The pupillary constrictor muscle depends on muscarinic cholinoceptor activation. This activation is blocked by topical atropine resulting in unopposed sympathetic dilator activity and mydriasis. Atropine also weakens the contraction of the ciliary muscle, or cycloplegia. Cycloplegia results in loss of the ability to accommodate such that the eye cannot focus for near vision.
The onset of action after administration of atropine sulfate ophthalmic solution, USP 1%, is usually within 40 minutes with maximal effect being reached in about 2 hours. The effect can last for up to 2 weeks in a normal eye.
The bioavailability of atropine sulfate ophthalmic solution, USP 1% was assessed in six healthy subjects, 24 to 29 years of age. Subjects received either 0.3 mg atropine sulfate administered as bolus intravenous injection or 0.3 mg administered as 30 μl instilled unilaterally in the cul-de-sac of the eye. Plasma l-hyoscyamine concentrations were determined over selected intervals up to eight hours after dose administration.
The mean bioavailability of topically applied atropine was 63.5 ± 29% (range 19 to 95%) with large inter-individual differences. Mean maximum observed plasma concentration for the ophthalmic solution was 288 ± 73 pg/mL. Maximum concentration was reached in 28 ± 27 min after administration. Terminal half-life of l-hyoscamine was not affected by route of administration and was calculated to be 3 ± 1.2 hours (intravenous) and 2.5 ± 0.8 hours (topical ophthalmic).
In another placebo-controlled study, the systemic exposure to l-hyoscyamine, and the anti-cholinergic effects of atropine were investigated in eight ocular surgery patients 56 to 66 years of age, following single topical ocular 0.4 mg atropine dose (given as 40 microliters of atropine sulfate ophthalmic solution, USP 1%). The mean (± standard deviation (SD)) Cmax of l-hyoscyamine in these patients was 860 ± 402 pg/mL, achieved within 8 minutes of eyedrop instillation.
Following intravenous administration, the mean (± SD) elimination half-life (t ) of atropine was reported to be longer in pediatric subjects under 2 years (6.9 ± 3.3 hours) and in geriatric patients 65 to 75 years (10.0 ± 7.3 hours), compared to in children over 2 years (2.5 ± 1.2 hours) and in adults 16 to 58 years (3.0 ± 0.9 hours). (see Pediatric Use).
Atropine is destroyed by enzymatic hydrolysis, particularly in the liver; from 13 to 50% is excreted unchanged in the urine. Traces are found in various secretions, including milk. The major metabolites of atropine are noratropine, atropin-n-oxide, tropine, and tropic acid. Atropine readily crosses the placental barrier and enters the fetal circulation, but is not found in amniotic fluid.

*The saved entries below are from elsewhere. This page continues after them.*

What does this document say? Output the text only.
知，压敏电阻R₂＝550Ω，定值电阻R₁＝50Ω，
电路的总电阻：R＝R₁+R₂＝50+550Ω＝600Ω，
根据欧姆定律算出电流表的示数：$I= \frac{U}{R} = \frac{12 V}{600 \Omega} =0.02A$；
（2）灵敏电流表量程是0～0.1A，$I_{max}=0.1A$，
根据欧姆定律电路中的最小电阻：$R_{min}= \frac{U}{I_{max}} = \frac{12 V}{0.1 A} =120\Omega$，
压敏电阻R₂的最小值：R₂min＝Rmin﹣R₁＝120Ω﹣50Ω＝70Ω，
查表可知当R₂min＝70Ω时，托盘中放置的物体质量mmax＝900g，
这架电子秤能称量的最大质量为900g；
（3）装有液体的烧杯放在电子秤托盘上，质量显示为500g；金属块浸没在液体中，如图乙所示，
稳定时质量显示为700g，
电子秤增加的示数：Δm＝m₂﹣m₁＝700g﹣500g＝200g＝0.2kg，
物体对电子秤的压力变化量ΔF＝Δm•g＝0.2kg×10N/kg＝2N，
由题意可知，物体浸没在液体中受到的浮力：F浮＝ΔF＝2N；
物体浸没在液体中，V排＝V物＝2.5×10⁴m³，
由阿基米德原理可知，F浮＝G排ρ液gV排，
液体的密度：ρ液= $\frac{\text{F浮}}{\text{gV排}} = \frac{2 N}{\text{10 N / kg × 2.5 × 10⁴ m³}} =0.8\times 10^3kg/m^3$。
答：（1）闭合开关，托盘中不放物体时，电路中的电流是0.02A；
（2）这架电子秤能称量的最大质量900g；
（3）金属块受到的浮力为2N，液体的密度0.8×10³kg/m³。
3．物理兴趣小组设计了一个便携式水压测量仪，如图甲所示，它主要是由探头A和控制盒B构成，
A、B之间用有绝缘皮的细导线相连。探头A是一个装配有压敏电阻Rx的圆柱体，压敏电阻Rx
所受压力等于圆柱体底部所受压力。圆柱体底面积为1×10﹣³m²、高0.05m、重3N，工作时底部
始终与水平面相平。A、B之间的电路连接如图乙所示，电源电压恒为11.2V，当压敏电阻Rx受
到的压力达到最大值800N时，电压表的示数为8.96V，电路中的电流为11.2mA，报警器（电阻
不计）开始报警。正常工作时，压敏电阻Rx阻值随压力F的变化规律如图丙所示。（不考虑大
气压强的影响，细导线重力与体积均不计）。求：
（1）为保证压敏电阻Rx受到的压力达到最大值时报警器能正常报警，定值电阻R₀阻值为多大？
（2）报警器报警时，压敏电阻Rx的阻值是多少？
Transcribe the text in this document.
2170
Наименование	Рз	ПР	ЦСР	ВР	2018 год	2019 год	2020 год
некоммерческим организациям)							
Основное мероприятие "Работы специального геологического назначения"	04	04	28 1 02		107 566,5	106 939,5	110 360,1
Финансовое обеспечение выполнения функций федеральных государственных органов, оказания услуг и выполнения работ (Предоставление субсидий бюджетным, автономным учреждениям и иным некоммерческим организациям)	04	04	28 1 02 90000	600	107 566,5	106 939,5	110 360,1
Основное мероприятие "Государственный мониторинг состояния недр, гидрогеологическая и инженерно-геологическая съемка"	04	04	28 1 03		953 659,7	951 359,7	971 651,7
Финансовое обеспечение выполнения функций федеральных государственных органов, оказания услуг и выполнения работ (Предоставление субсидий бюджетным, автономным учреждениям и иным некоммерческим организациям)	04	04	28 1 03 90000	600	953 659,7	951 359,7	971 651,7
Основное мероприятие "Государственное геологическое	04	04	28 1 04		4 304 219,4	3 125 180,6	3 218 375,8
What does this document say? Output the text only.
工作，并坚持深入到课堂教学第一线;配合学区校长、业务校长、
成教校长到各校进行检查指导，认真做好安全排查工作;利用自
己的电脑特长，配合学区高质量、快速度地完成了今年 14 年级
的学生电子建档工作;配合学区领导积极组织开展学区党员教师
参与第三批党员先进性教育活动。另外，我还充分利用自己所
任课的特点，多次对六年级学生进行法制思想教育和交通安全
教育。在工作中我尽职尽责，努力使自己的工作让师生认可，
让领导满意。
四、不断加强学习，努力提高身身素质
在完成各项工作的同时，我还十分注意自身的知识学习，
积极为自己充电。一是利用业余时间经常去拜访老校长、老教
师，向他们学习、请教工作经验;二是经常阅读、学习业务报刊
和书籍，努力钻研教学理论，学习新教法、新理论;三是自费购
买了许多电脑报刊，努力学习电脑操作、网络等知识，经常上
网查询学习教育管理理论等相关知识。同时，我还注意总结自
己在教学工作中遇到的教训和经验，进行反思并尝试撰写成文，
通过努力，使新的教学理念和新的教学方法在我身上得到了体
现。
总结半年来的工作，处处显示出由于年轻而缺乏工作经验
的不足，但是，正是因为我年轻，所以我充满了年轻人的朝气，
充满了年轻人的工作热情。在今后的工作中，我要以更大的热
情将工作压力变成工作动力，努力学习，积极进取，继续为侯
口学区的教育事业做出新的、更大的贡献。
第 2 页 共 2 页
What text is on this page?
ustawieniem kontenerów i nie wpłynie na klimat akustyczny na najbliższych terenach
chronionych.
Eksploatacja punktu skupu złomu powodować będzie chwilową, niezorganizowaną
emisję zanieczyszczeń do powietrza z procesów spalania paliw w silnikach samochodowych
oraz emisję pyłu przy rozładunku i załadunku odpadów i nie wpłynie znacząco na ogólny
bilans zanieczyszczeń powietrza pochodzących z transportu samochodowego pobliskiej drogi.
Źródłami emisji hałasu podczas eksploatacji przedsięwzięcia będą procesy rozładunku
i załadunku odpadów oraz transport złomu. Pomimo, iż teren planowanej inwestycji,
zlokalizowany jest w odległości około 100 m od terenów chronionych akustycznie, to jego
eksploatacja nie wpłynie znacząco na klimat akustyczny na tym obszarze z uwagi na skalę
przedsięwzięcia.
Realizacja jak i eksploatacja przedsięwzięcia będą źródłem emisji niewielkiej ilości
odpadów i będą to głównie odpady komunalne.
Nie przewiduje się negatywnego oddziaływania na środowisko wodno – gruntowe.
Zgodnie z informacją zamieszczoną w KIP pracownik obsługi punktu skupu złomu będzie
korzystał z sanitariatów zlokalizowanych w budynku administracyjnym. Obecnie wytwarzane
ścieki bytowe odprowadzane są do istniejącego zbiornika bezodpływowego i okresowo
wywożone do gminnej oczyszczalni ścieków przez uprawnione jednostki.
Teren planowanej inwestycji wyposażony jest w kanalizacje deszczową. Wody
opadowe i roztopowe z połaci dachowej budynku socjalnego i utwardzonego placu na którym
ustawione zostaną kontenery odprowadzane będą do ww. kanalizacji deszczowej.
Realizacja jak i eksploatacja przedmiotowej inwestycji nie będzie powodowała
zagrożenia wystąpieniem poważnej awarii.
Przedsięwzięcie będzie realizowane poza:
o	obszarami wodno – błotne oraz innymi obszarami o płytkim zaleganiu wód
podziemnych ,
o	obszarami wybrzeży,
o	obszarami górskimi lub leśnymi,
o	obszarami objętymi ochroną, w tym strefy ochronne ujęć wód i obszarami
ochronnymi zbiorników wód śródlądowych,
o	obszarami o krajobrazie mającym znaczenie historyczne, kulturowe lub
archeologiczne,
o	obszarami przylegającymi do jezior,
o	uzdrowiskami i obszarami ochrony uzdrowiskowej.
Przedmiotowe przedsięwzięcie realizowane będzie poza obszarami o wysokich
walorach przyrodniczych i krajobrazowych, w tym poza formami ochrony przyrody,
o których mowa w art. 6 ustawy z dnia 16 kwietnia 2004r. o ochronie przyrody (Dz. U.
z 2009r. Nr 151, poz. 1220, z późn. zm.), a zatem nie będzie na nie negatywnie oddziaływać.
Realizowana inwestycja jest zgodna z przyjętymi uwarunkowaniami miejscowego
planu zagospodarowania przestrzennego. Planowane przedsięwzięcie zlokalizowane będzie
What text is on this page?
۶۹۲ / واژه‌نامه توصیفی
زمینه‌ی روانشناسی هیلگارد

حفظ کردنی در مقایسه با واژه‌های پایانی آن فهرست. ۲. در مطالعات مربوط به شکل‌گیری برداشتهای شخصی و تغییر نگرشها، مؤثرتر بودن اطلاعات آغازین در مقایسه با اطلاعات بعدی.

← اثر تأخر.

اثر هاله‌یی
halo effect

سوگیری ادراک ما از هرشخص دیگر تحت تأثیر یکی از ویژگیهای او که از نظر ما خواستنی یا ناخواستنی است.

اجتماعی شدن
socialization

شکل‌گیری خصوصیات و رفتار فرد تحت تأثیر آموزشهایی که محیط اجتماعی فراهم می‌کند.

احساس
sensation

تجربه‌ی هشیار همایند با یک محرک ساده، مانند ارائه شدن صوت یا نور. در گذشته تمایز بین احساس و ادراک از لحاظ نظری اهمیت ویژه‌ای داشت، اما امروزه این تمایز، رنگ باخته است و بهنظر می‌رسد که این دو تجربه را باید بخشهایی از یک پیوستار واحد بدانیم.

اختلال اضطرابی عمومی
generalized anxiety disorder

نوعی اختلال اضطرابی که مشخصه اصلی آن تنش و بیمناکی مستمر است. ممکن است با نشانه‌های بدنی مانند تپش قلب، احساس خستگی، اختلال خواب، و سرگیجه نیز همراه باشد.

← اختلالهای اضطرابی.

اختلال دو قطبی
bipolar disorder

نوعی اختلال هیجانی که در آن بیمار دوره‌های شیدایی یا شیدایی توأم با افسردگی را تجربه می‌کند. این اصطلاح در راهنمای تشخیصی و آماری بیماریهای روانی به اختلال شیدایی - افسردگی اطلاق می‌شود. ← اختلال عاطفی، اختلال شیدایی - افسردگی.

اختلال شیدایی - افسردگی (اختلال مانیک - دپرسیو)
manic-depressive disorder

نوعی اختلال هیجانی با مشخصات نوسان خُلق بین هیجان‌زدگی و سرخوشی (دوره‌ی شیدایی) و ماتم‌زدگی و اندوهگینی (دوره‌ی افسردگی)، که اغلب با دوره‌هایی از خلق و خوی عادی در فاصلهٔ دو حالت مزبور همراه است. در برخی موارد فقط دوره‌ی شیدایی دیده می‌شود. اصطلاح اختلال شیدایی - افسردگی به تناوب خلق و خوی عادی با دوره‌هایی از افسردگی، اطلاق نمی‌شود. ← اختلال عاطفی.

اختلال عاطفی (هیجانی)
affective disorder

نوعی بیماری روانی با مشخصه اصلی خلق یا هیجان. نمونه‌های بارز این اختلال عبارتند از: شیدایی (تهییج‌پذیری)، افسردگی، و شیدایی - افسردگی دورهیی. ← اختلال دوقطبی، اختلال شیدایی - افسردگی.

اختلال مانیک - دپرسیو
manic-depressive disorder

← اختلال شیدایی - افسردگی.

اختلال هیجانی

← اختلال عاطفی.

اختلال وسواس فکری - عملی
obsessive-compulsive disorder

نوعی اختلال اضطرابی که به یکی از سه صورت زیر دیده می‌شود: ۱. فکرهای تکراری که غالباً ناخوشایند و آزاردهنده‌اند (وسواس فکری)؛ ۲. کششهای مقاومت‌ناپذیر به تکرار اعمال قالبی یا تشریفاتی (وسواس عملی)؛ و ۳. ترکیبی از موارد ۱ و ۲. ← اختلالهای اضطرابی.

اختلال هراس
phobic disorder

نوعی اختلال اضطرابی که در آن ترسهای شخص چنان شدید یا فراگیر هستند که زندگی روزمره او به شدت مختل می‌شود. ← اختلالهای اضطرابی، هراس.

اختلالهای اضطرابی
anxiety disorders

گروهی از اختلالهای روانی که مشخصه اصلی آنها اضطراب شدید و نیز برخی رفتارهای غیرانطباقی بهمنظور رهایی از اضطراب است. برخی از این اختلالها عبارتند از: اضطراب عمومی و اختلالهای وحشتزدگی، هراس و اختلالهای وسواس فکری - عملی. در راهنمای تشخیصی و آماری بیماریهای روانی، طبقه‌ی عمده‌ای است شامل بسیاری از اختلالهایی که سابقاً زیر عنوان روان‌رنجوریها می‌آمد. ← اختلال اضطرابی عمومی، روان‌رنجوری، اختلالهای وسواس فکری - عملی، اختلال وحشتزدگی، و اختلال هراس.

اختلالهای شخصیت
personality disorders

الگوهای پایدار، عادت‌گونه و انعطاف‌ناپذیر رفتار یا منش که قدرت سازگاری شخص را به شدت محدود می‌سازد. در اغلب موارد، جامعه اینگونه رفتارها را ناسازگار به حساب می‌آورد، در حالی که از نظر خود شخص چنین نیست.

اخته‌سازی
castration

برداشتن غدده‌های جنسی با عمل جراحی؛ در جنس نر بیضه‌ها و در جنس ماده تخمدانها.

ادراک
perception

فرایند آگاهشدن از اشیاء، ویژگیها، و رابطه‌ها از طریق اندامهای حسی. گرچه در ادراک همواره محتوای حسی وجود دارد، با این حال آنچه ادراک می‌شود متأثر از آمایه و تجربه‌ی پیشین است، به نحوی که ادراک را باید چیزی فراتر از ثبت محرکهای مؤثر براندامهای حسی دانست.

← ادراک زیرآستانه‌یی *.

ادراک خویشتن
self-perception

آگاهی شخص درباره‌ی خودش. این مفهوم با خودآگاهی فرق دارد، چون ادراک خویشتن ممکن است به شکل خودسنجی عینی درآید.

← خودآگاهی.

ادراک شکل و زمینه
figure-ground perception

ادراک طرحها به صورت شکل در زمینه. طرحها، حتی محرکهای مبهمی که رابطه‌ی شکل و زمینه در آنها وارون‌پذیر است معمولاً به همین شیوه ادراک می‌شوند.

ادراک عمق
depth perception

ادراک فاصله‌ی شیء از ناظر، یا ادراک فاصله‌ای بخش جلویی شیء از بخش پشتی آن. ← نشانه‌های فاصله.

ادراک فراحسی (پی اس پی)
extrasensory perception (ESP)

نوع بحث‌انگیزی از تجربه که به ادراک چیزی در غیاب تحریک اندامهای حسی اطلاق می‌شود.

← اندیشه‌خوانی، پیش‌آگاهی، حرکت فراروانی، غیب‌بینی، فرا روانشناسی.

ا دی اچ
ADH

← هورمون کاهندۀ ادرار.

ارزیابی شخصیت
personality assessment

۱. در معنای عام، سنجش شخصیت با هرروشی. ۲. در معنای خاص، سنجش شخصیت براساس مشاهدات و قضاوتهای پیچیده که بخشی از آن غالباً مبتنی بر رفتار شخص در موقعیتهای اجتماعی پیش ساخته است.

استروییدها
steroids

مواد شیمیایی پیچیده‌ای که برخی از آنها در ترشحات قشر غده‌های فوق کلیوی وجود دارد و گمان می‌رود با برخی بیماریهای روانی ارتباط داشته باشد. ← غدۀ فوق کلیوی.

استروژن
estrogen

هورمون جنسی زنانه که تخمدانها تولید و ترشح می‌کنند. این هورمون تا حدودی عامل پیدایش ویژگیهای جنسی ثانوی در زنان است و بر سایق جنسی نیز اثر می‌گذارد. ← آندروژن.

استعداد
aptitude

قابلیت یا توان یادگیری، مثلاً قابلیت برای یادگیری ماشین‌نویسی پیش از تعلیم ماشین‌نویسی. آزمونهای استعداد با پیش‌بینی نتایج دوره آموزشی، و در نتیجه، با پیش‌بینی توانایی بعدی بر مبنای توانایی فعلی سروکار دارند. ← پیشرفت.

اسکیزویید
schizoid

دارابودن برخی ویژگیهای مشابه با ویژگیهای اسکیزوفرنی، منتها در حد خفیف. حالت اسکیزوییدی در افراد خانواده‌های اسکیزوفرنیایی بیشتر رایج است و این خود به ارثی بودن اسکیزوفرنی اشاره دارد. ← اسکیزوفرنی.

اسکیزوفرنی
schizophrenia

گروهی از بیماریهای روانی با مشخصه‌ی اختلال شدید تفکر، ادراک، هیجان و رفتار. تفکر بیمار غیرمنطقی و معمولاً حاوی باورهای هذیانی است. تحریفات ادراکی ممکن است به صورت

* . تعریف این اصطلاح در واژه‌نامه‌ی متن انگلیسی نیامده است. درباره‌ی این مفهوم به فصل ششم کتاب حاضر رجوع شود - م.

Atropine binds poorly (about 44%) to plasma protein, mainly to alpha-1 acid glycoprotein; age has no effect on the serum protein binding of atropine. Atropine binding to α-1 acid glycoprotein was concentration dependent (2 to 20 mcg/mL) and nonlinear in vitro and in vivo. There is no gender effect on the pharmacokinetics of atropine administered by injection.
Topical administration of atropine sulfate ophthalmic solution, USP 1% results in cycloplegia and mydriasis which has been demonstrated in several controlled clinical studies in adults and pediatric patients. Maximal mydriasis usually occurs in about 40 minutes and maximal cycloplegia is usually achieved in about 60 to 90 minutes after single administration. Full recovery usually occurs in approximately one week, but may last a couple of weeks.